I touched on one of the economic reasons for leaving in a prior post to this blog. That is, the cost of healthcare in the US is astronomically high.
What I find striking and financially exhausting is that healthcare costs twice as much as any First World country which, at the same time, providing a level of care ranked 37 amoung 191 countries around the world. The clear reason for this is that healthcare in the US is a for profit business.
Insurance company and hospital executives feel entitled to their greed and have no legal, social, or political impediments placed on them that limit their profits. Making money takes precedence over providing services at all levels. In fact, services are routinely denied as a means of improving profits for the already rich 1%.

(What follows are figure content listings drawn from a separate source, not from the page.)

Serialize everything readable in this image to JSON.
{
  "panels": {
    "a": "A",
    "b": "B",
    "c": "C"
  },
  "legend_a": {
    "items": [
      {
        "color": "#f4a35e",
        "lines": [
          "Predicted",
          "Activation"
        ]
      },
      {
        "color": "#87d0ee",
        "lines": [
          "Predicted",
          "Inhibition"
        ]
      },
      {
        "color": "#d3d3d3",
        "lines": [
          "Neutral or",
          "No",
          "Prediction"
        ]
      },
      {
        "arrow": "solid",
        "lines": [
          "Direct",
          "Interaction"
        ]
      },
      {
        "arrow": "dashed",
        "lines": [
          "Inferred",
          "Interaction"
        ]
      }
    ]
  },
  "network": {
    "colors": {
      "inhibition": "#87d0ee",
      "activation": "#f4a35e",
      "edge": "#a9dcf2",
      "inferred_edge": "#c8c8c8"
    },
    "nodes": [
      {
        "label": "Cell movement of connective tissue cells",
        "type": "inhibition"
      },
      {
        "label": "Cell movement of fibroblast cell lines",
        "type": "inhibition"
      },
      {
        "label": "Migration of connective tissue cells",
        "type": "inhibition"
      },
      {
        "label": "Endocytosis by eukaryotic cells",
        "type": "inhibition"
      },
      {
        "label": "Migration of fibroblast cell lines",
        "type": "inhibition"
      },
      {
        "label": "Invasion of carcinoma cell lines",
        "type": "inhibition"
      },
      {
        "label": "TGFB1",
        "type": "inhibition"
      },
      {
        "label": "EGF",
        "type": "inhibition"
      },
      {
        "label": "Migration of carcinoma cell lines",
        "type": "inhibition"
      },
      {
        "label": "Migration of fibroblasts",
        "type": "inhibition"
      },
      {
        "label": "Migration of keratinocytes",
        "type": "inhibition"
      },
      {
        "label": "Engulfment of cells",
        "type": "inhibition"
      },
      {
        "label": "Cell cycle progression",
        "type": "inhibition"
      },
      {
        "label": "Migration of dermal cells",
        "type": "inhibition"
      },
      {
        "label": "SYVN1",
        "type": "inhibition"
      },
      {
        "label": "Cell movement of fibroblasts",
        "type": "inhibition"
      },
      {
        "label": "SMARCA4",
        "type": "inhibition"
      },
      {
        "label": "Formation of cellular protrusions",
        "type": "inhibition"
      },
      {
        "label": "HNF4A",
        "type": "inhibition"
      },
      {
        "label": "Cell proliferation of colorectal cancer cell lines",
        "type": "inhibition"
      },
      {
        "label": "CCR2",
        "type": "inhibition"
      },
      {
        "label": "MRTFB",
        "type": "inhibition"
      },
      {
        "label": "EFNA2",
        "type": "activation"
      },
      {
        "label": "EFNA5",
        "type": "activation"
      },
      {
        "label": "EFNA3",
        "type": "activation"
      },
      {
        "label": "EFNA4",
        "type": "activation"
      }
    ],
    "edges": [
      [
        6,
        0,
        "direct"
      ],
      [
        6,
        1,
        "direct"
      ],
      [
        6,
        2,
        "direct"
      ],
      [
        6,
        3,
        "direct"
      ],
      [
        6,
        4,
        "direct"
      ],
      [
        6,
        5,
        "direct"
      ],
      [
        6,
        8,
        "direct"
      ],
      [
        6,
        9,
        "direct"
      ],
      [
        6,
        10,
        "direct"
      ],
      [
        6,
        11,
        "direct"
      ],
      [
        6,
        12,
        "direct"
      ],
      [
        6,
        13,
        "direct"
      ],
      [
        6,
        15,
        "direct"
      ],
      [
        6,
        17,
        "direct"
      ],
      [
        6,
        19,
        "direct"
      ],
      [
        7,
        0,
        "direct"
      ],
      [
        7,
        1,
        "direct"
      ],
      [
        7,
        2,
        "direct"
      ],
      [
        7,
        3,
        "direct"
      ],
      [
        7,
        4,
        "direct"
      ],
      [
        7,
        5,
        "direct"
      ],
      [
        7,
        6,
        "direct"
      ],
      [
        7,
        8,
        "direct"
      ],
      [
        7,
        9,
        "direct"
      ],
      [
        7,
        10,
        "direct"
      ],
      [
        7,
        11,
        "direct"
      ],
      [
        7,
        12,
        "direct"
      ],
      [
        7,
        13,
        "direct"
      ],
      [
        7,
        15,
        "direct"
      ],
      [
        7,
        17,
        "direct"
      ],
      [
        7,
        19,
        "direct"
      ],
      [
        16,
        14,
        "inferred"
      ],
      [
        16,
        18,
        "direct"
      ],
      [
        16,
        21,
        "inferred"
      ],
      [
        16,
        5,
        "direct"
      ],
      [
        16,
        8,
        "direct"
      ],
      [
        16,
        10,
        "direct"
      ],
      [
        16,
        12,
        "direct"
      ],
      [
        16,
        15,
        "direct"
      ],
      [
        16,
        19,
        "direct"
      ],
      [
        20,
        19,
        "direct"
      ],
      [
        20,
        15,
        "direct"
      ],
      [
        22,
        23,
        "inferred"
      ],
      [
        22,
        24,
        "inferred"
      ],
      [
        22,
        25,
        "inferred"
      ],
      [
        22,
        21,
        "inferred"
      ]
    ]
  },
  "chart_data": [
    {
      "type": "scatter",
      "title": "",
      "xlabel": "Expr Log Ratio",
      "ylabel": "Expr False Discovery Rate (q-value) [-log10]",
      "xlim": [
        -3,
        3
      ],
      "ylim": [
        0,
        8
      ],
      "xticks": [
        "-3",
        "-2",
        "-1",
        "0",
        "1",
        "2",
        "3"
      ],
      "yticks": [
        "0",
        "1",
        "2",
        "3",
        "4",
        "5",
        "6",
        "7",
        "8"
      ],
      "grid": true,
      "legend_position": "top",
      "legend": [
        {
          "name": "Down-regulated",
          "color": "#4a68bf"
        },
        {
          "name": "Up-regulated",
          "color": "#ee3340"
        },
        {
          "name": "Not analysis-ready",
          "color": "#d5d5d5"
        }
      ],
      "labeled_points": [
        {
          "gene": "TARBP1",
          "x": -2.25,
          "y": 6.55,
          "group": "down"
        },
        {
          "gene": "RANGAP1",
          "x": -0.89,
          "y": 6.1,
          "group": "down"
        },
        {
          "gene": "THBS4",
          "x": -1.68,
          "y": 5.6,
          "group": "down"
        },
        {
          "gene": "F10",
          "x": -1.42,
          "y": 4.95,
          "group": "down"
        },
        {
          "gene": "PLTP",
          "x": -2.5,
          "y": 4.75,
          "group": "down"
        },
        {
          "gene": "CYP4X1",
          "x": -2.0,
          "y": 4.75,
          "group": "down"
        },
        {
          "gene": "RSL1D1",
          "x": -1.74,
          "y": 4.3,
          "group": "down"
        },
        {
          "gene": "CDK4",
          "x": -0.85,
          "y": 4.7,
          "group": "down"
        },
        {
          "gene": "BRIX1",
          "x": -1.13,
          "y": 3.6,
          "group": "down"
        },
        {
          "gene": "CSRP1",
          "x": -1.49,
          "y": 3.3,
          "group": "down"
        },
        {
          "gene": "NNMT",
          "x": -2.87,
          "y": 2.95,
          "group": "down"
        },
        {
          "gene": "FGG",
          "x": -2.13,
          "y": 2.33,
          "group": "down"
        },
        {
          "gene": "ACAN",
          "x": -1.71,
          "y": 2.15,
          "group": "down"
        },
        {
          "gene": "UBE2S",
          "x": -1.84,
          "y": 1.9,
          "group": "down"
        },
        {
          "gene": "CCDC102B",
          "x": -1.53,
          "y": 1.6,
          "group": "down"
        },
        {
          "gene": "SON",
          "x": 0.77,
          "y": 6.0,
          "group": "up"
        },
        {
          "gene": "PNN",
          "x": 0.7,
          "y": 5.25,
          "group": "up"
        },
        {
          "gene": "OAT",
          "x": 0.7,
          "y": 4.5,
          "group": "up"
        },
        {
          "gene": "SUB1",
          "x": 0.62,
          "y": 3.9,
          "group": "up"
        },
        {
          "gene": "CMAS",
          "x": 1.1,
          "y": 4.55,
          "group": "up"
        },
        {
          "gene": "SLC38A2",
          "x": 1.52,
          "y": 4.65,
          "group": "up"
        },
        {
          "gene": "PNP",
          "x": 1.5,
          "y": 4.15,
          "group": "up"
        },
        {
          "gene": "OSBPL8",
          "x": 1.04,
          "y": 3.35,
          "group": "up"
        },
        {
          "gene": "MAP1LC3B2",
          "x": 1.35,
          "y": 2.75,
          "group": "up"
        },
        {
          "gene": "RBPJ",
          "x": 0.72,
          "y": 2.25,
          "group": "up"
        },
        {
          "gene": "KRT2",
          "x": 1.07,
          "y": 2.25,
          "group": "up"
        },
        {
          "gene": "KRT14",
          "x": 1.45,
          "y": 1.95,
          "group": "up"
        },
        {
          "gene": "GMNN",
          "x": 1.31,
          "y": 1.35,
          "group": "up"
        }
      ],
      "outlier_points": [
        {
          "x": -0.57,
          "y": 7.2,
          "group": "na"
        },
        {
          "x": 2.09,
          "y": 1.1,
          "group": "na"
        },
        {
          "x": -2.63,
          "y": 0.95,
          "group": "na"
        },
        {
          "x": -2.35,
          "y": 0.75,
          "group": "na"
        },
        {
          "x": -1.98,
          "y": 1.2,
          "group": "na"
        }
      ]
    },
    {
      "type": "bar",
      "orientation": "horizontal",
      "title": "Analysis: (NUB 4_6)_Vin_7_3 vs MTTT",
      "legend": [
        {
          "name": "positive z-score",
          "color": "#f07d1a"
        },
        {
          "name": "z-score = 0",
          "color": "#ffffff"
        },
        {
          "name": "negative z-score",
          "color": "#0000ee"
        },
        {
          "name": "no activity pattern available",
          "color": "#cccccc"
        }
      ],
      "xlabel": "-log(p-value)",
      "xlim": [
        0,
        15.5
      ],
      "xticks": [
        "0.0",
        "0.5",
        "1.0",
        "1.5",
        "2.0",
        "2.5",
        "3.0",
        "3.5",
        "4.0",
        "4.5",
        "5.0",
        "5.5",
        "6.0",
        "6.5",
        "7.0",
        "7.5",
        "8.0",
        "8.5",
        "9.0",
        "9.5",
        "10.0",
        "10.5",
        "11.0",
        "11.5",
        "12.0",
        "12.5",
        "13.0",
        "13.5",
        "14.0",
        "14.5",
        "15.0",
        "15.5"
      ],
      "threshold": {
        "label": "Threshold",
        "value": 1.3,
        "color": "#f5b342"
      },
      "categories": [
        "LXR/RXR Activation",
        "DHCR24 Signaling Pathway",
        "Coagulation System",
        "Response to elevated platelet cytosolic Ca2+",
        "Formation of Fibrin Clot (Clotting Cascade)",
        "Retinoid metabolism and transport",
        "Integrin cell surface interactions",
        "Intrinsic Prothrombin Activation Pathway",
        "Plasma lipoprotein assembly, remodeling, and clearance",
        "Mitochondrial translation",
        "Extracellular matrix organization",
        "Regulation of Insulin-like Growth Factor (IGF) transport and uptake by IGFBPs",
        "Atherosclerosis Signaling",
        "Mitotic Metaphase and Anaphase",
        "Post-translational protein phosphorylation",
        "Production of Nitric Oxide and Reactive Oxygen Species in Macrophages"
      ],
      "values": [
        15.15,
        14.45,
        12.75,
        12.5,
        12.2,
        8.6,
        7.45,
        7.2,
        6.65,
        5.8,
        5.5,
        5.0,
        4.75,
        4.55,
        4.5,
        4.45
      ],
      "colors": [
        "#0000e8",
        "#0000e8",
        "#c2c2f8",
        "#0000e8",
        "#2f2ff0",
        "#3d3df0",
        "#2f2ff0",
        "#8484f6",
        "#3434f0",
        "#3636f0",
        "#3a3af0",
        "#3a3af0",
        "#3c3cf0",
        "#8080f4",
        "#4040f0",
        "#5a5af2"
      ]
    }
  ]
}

I get quite angry thinking about the fact that 50% or more of my insurance premium is acting as a direct contribution to executive profit for which I will never see service nor benefit. Unless one counts helping make someone rich as a privilege.
I might as well take at least 50% of my very high healthcare insurance premium out to the back 40 and drop it into a burn barrel.
By contrast, the World Health Organization ranks France's healthcare number one in the world. This, at 50% cheaper than anything the US has to offer. The US healthcare system is clearly broken. This matters to me because as I age I know I will need medical support. Staying the US would mean I face a great risk of being denied services. Or, worst yet, by remaining in the US I would be one serious illness away from needing to declare bankruptcy.
As an ex-patriot, I know I will be funding my own healthcare. I won't be able to take advantage of France's support of a basic human right directly. Even though it will be on my dime, by paying appropriately sized insurance premiums I will, however, have access to a finest medical system in the world, at a fraction of the cost of what I'm currently paying in the US.